World of Warcraft - Then and Now
MMORPG.com has an excellent feature up discussing the trajectory of World of Warcraft as it's progressed since its launch day. They touch on the recent honor system features, the added dungeons, and call Blizzard out on their inability to keep to a consistent update schedule. From the article: "So you may ask, 'How well has Blizzard delivered on their monthly content updates?' The simple answer is: they haven't. In fact, a couple months post launch some players challenged Blizzard as to their promise on scheduled updates. Official Blizzard posters denied making such claims but were quickly pointed to their own website where, in plain text, monthly content updates were promised. After some backtracking Blizzard announced that they would not be able to keep to a definitive content update schedule."
Some guy in marketing thought it would be nice to promise monthly updates without realizing that the developers didn't have the resources to deliver anything like this.
Happens in every company, and the marketing guys should be held accountable for making such stupid promises.
First, let me say right off, I haven't played WoW nor do I plan to (too many games competing for my time as it is). But I have been playing City of Heroes and Guild Wars.
City of Heroes has instanced missions, but there are other zones that are free-for-alls.

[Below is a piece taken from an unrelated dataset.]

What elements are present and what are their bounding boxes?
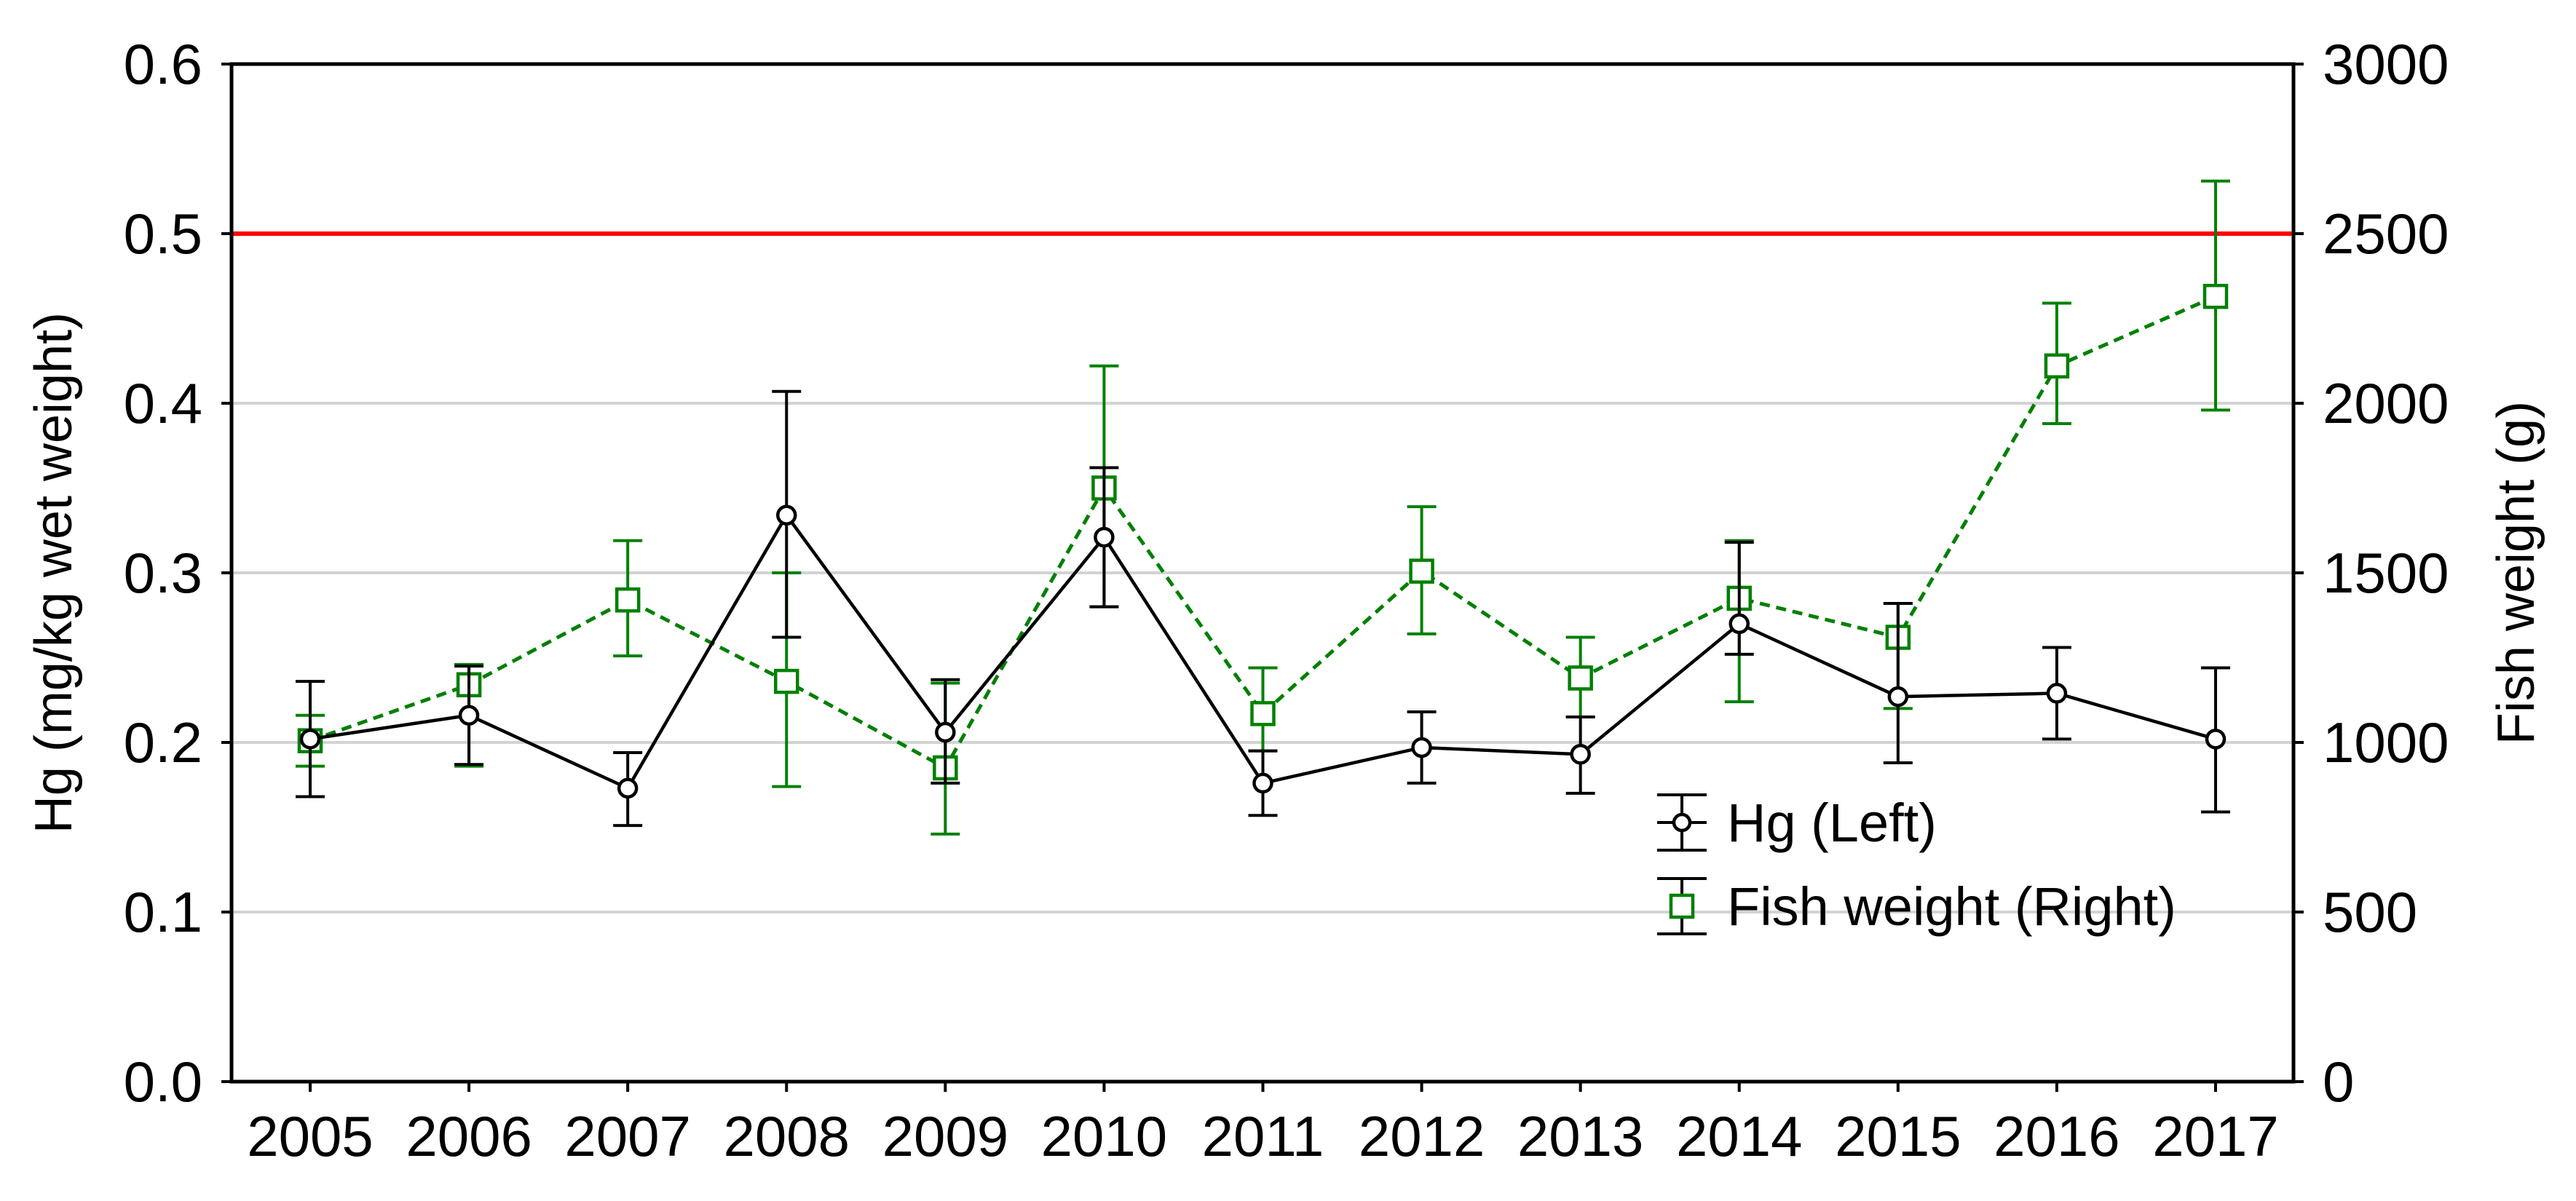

Works relatively well, I guess.
Guild Wars has instances for everything other than city zones and PVP areas (I guess, I've only been playing a little while).
I guess I don't get why people would want to play a MMORPG, but also want instances to make it into more of a Not-So-Massively-Multiplayer ORPG. I always thought that Everquest was kinda cool in that everyone was competing/cooperating with one another (and yes, I know the inherent problems that come with that: camping rare spawns, etc).

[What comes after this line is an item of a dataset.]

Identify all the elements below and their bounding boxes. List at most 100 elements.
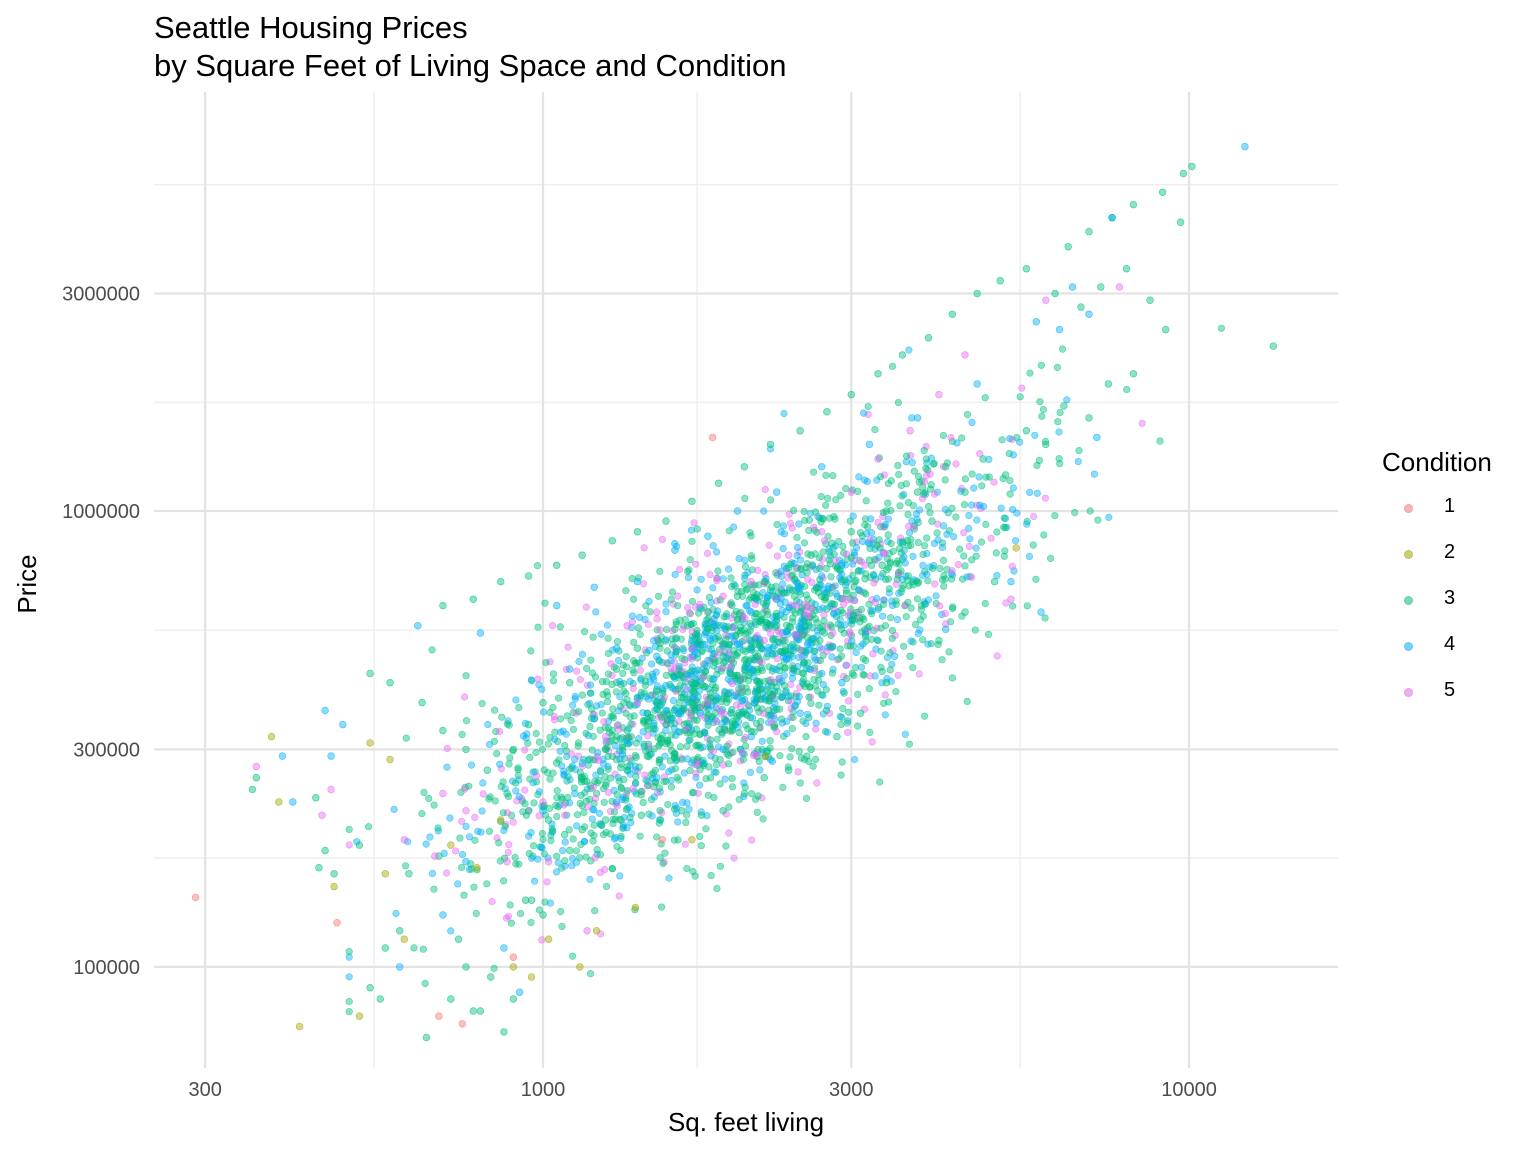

Guild Wars seems to go even further, basically making a game that has a bunch of different lobby areas (Cities) that allow you to join up for adventures (with up to 8 people). Is Guild Wars really a MMORPG, then (discounting the fact that no MMORPG is actually a RPG, really)? Now, I haven't done any PVP, so maybe that's where the MM part comes in, but it seems a little odd to me.

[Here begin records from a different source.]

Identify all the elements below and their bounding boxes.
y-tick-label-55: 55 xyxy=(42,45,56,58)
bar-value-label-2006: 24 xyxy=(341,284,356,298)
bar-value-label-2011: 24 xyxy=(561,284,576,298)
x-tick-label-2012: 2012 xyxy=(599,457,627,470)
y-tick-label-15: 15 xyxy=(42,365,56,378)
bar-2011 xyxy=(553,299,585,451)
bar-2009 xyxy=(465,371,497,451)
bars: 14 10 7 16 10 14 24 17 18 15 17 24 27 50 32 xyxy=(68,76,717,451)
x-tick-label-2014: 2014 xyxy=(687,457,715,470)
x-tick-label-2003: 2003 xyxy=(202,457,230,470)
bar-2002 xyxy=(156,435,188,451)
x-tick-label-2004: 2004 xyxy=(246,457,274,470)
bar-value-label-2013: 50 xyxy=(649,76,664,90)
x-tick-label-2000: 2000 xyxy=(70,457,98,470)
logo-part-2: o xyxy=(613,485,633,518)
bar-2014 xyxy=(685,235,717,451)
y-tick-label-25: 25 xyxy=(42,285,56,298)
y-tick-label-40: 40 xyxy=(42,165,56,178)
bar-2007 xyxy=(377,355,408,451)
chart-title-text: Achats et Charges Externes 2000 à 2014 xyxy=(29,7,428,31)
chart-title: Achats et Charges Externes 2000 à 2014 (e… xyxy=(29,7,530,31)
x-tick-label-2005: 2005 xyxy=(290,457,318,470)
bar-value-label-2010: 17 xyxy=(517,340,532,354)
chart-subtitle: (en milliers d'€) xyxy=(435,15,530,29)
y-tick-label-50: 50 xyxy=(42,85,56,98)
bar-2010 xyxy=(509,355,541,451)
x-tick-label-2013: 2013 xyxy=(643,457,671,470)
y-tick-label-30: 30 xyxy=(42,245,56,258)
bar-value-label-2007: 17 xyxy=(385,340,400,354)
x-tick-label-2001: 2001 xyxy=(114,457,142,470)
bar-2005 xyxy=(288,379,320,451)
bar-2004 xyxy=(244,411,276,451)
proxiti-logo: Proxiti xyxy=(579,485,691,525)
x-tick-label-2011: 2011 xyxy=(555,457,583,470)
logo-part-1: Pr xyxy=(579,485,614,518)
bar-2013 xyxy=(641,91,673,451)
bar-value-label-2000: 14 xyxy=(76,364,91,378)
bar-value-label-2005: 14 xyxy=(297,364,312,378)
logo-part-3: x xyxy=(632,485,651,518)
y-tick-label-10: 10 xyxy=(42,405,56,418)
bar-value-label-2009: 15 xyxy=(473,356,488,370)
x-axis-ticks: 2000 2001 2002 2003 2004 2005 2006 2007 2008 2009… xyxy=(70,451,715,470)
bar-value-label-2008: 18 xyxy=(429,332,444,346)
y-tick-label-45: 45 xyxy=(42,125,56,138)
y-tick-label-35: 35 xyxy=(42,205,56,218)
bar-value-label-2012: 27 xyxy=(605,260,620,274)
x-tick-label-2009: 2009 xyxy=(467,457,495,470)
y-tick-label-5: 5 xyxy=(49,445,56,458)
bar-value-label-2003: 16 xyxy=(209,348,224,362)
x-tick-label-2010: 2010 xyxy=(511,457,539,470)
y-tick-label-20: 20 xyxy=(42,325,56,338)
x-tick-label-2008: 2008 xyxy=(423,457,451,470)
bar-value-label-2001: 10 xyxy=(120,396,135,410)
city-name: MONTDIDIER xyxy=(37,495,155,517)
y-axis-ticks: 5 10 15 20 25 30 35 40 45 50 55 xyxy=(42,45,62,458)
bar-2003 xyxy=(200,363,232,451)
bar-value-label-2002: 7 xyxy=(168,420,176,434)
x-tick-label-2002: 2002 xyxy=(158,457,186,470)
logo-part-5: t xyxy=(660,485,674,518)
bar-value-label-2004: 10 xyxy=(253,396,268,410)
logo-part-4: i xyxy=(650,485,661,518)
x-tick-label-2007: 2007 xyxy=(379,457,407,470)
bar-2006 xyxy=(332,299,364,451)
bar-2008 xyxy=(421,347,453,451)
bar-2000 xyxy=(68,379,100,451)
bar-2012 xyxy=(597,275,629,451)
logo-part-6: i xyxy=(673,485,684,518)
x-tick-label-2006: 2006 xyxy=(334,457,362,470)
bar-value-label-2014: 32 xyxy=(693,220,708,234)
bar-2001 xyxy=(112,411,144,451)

Not that I'm not enjoying the game: it's nice, simple, and cheap.
Vincent J. Murphy
Spandex Justice
World of Warcraft is doing alright. Ive played SWG, EverQuest, and Ultima Online in the past, and honestly the biggest response people would get from those games is a big TS. Blizzard has been pretty damn generous with giving people extra days when the servers are having problems, and server stability *has* improved. And the amount of content so far delivered is nothing to sneeze at, its a lot more than Ive seen in the other MMOs Ive played in a six month time (SWG has basically been in beta since the game launched ~2 years ago, so I dont really count it, WOW was in much better shape). I really think Battlegrounds are gonna change the dynamic of the game, and almost give it a Planetside-style capture/control gameplay element. I really cant wait for it to happen.